Topical Retinoids—There currently are 4 topical retinoids that are approved by the US Food and Drug Administration (FDA) for the treatment of acne: tretinoin, tazarotene, trifarotene, and adapalene. These drugs are vitamin A derivatives that bind retinoic acid receptors and function as comedolytic and anti-inflammatory agents.5 In general, generic tretinoin and adapalene products have the lowest cost (Table).
In network meta-analyses, tretinoin and adapalene often are highly ranked topical treatment options with respect to efficacy.14 Combined with their low cost, generic tretinoin and adapalene likely are excellent initial options for topical therapy from the standpoint of cost-effectiveness.15 Adapalene may be preferred in many situations because of its better photostability and compatibility with BPO.

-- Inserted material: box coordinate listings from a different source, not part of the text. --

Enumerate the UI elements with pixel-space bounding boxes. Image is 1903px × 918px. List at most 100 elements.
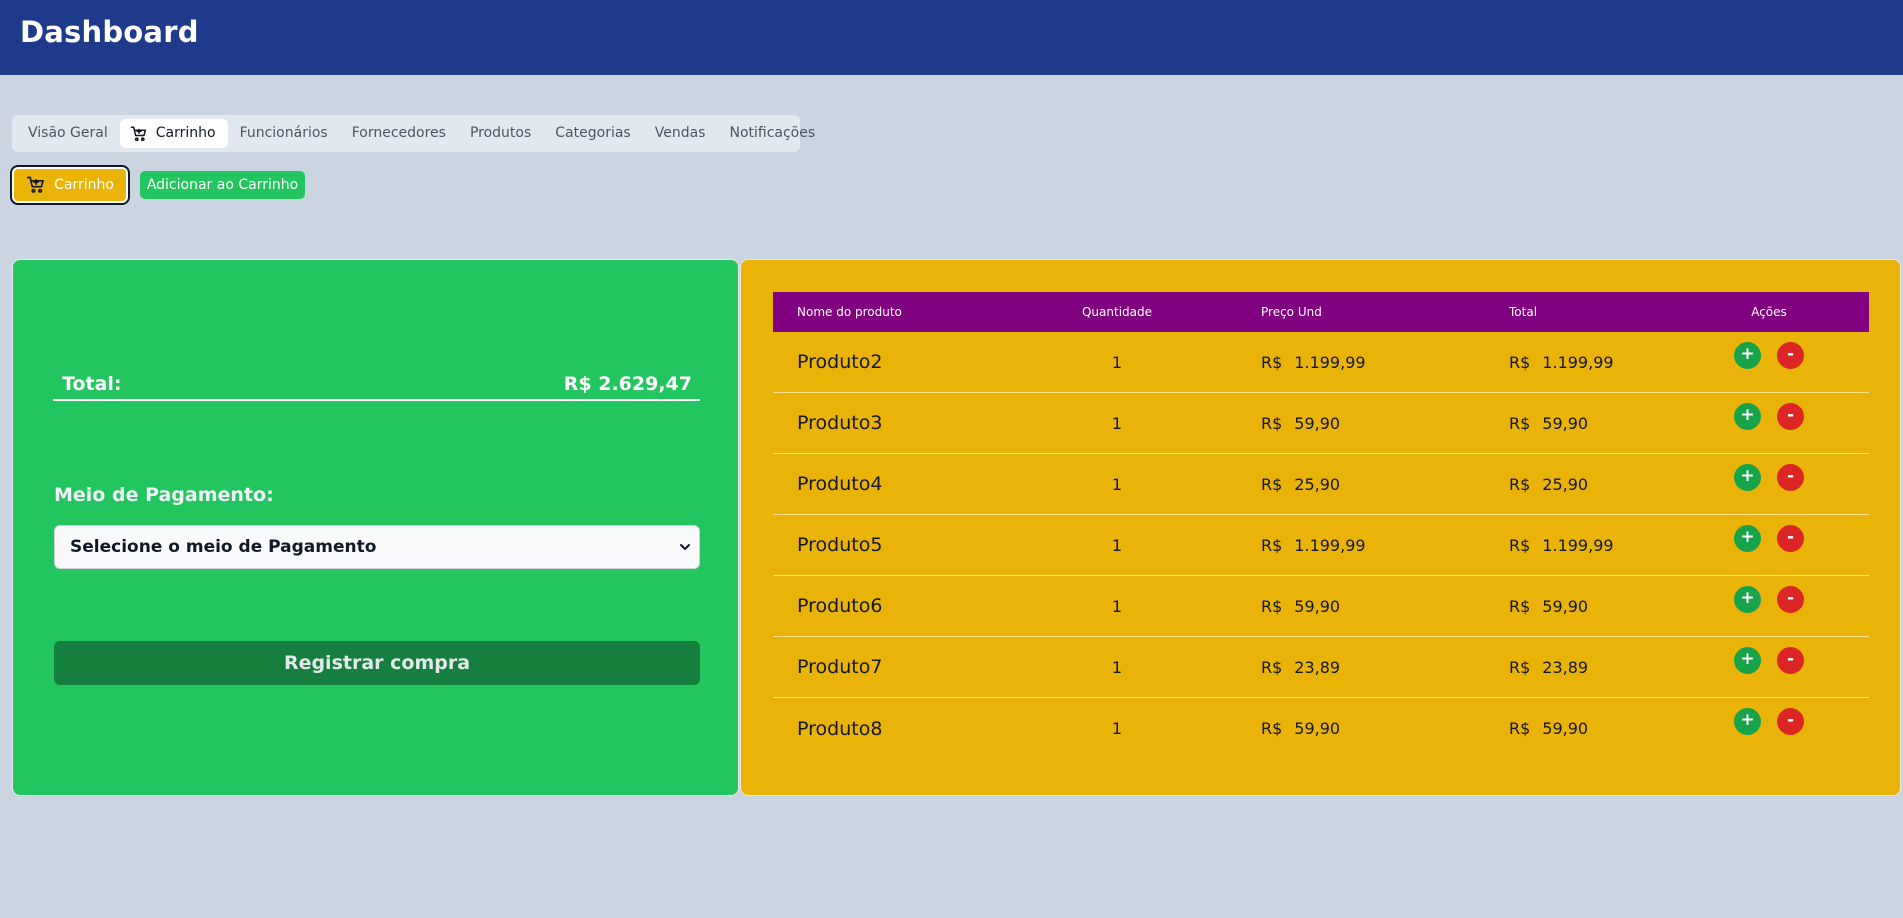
- product-unit-price: R$ 59,90: [1205, 719, 1445, 738]
- tab-bar: Visão Geral Carrinho Funcionários Fornec…: [12, 115, 815, 152]
- plus-icon: +: [1740, 710, 1755, 730]
- tab-funcionarios[interactable]: Funcionários: [228, 119, 340, 148]
- product-name: Produto2: [797, 351, 883, 373]
- increase-quantity-button[interactable]: +: [1734, 585, 1761, 613]
- plus-icon: +: [1740, 465, 1755, 486]
- currency-symbol: R$: [1261, 719, 1283, 738]
- tab-visao-geral[interactable]: Visão Geral: [16, 119, 120, 148]
- column-header-name: Nome do produto: [797, 305, 902, 319]
- column-header-quantity: Quantidade: [1081, 305, 1153, 319]
- decrease-quantity-button[interactable]: -: [1777, 463, 1804, 491]
- column-header-unit-price: Preço Und: [1261, 305, 1322, 319]
- table-row: Produto7 1 R$ 23,89 R$ 23,89 + -: [773, 637, 1869, 698]
- product-quantity: 1: [1111, 413, 1123, 433]
- decrease-quantity-button[interactable]: -: [1777, 524, 1804, 552]
- currency-symbol: R$: [1509, 352, 1531, 372]
- total-value: 1.199,99: [1542, 352, 1614, 372]
- tab-produtos[interactable]: Produtos: [458, 119, 543, 148]
- payment-method-label: Meio de Pagamento:: [54, 484, 274, 506]
- unit-price-value: 1.199,99: [1294, 352, 1366, 372]
- product-unit-price: R$ 1.199,99: [1205, 536, 1445, 555]
- payment-method-value: Selecione o meio de Pagamento: [70, 537, 377, 557]
- product-quantity: 1: [1111, 596, 1123, 616]
- tab-carrinho[interactable]: Carrinho: [119, 119, 228, 148]
- increase-quantity-button[interactable]: +: [1734, 463, 1761, 491]
- decrease-quantity-button[interactable]: -: [1777, 585, 1804, 613]
- tab-label: Vendas: [654, 125, 706, 141]
- row-actions: + -: [1669, 585, 1869, 613]
- unit-price-value: 1.199,99: [1294, 535, 1366, 555]
- total-value: 59,90: [1542, 413, 1589, 433]
- cart-button[interactable]: Carrinho: [10, 165, 130, 205]
- product-total: R$ 1.199,99: [1445, 536, 1669, 555]
- product-name: Produto8: [797, 717, 883, 740]
- tab-label: Fornecedores: [351, 125, 446, 141]
- decrease-quantity-button[interactable]: -: [1777, 708, 1804, 735]
- tab-label: Funcionários: [239, 125, 328, 141]
- product-unit-price: R$ 23,89: [1205, 658, 1445, 677]
- row-actions: + -: [1669, 646, 1869, 674]
- row-actions: + -: [1669, 463, 1869, 491]
- decrease-quantity-button[interactable]: -: [1777, 341, 1804, 369]
- currency-symbol: R$: [1509, 596, 1531, 616]
- tab-notificacoes[interactable]: Notificações: [717, 119, 827, 148]
- tab-label: Produtos: [469, 125, 532, 141]
- product-unit-price: R$ 1.199,99: [1205, 353, 1445, 372]
- product-total: R$ 1.199,99: [1445, 353, 1669, 372]
- increase-quantity-button[interactable]: +: [1734, 524, 1761, 552]
- product-quantity: 1: [1111, 352, 1123, 372]
- tab-vendas[interactable]: Vendas: [643, 119, 718, 148]
- unit-price-value: 25,90: [1294, 474, 1341, 494]
- product-total: R$ 59,90: [1445, 719, 1669, 738]
- payment-method-select[interactable]: Selecione o meio de Pagamento: [54, 525, 700, 569]
- product-name: Produto3: [797, 412, 883, 434]
- plus-icon: +: [1740, 526, 1755, 547]
- decrease-quantity-button[interactable]: -: [1777, 646, 1804, 674]
- plus-icon: +: [1740, 648, 1755, 669]
- minus-icon: -: [1786, 526, 1795, 547]
- product-quantity: 1: [1111, 657, 1123, 677]
- currency-symbol: R$: [1509, 413, 1531, 433]
- minus-icon: -: [1786, 587, 1795, 608]
- table-header: Nome do produto Quantidade Preço Und Tot…: [773, 292, 1869, 332]
- increase-quantity-button[interactable]: +: [1734, 708, 1761, 735]
- plus-icon: +: [1740, 587, 1755, 608]
- increase-quantity-button[interactable]: +: [1734, 402, 1761, 430]
- tab-fornecedores[interactable]: Fornecedores: [340, 119, 458, 148]
- currency-symbol: R$: [1261, 352, 1283, 372]
- row-actions: + -: [1669, 402, 1869, 430]
- currency-symbol: R$: [1261, 474, 1283, 494]
- total-value: 59,90: [1542, 596, 1589, 616]
- minus-icon: -: [1786, 404, 1795, 425]
- minus-icon: -: [1786, 343, 1795, 364]
- table-row: Produto6 1 R$ 59,90 R$ 59,90 + -: [773, 576, 1869, 637]
- row-actions: + -: [1669, 708, 1869, 735]
- minus-icon: -: [1786, 710, 1795, 730]
- tab-categorias[interactable]: Categorias: [543, 119, 642, 148]
- currency-symbol: R$: [1261, 535, 1283, 555]
- increase-quantity-button[interactable]: +: [1734, 341, 1761, 369]
- unit-price-value: 59,90: [1294, 596, 1341, 616]
- cart-button-label: Carrinho: [54, 177, 114, 193]
- total-value: 59,90: [1542, 719, 1589, 738]
- product-unit-price: R$ 25,90: [1205, 475, 1445, 494]
- total-label: Total:: [62, 373, 122, 395]
- table-row: Produto2 1 R$ 1.199,99 R$ 1.199,99 + -: [773, 332, 1869, 393]
- decrease-quantity-button[interactable]: -: [1777, 402, 1804, 430]
- product-name: Produto5: [797, 534, 883, 556]
- total-value: 23,89: [1542, 657, 1589, 677]
- chevron-down-icon: [680, 544, 690, 550]
- column-header-total: Total: [1509, 305, 1538, 319]
- app-header: Dashboard: [0, 0, 1903, 75]
- table-row: Produto8 1 R$ 59,90 R$ 59,90 + -: [773, 698, 1869, 759]
- add-to-cart-button[interactable]: Adicionar ao Carrinho: [140, 171, 305, 199]
- row-actions: + -: [1669, 341, 1869, 369]
- tab-label: Notificações: [729, 125, 816, 141]
- table-row: Produto3 1 R$ 59,90 R$ 59,90 + -: [773, 393, 1869, 454]
- total-value: 25,90: [1542, 474, 1589, 494]
- cart-table: Nome do produto Quantidade Preço Und Tot…: [773, 292, 1869, 759]
- product-total: R$ 59,90: [1445, 597, 1669, 616]
- unit-price-value: 59,90: [1294, 413, 1341, 433]
- increase-quantity-button[interactable]: +: [1734, 646, 1761, 674]
- register-purchase-button[interactable]: Registrar compra: [54, 641, 700, 685]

Due to the importance of the vehicle in determining retinoid tolerability, efforts have been made to use encapsulation and polymeric emulsion technology to improve tolerability. Recently, polymeric lotion formulations of tretinoin and tazarotene have become available. In a phase 2 study, tazarotene lotion 0.045% was found to have equivalent efficacy and superior tolerability to tazarotene cream 0.1%.16 Although head-to-head data are not available, it is likely that tretinoin lotion may offer similar tolerability improvements.17 Although these formulations currently are more costly, this improved tolerability may be critical for some patients to be able to use topical retinoids, and the additional cost may be worthwhile. In addition, as these products lose market exclusivity, they may become more affordable and similarly priced to other topical retinoids. It is important to keep in mind that in clinical trials of tretinoin and adapalene, rates of dropout due to adverse events typically were 1% to 2%; therefore, because many patients can tolerate generic tretinoin and adapalene, at current prices the lotion formulations of retinoids may not be cost-effective relative to these generics.14
Trifarotene cream 0.005%, a fourth-generation topical retinoid that is highly sensitive for retinoic acid receptor γ, recently was FDA approved for the treatment of acne. Although trifarotene is efficacious for both facial and truncal acne, there is a lack of active comparator data compared to other topical retinoids.18 In a 2023 network meta-analysis, trifarotene was found to be both less efficacious and less tolerable compared to other topical retinoids.19 Thus, it is unclear if trifarotene offers any improved efficacy compared to other options, and it comes at a much higher cost (Table). In a tolerability study, trifarotene was found to be significantly more irritating than tazarotene lotion 0.045% and adapalene gel 0.3% (P<.05).20 Therefore, trifarotene cream 0.005% is unlikely to be a cost-effective option; in fact, it may be overall inferior to other topical retinoids, given its potentially lower tolerability.